Dubuc pour Kanuk, Marie Saint Pierre à Miami et des robes griffées pour l’été
Et si les collaborations griffées étaient devenues essentielles à la survie tant des créateurs de mode que des détaillants et manufacturiers d’ici? Philippe Dubuc semble avoir adopté ce modèle d’affaires depuis la renaissance de sa griffe. Après avoir signé plusieurs collections pour Simons, le designer de l’année – il a été couronné cet hiver par la Canadian Arts & Fashion Awards (CAFA) – a annoncé la semaine dernière son partenariat avec le fabricant de manteaux Kanuk.

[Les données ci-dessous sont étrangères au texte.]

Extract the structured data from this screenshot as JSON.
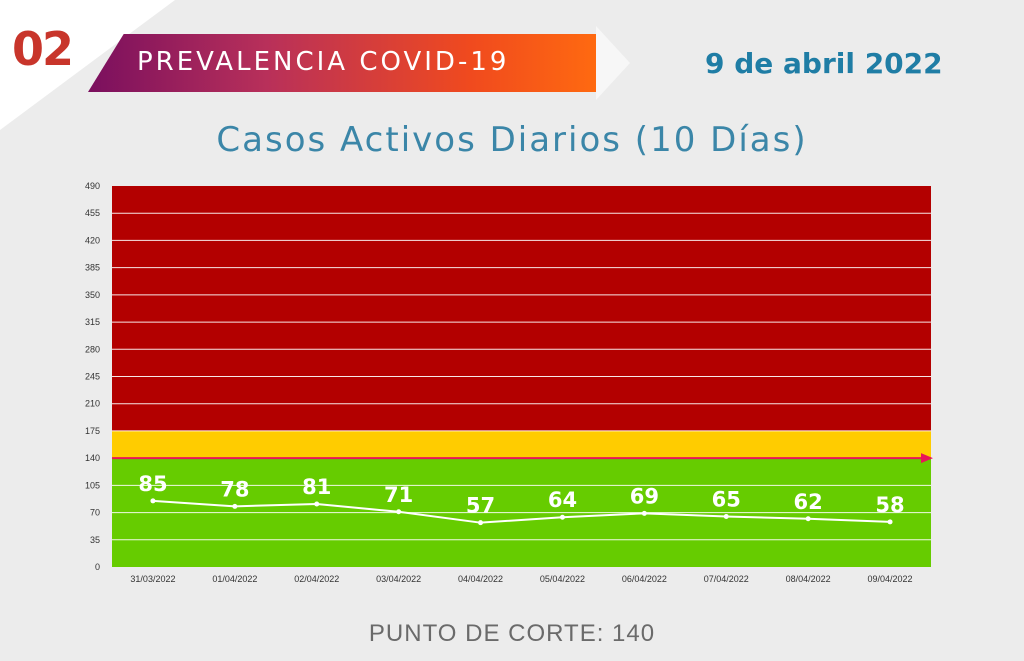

La fomule me semble gagnant-gagnant. Avec l’omniprésence dans les rues de Montréal des parkas de l’Ontarienne Canada Goose, compagnie qui a pourtant presque 60 ans et qui a su se renouveler, Kanuk a peut-être besoin d’une cure de jouvence. Philippe Dubuc, lui, gagnera en visibilité auprès d’une clientèle qui n’est pas nécessairement friande de complets griffés.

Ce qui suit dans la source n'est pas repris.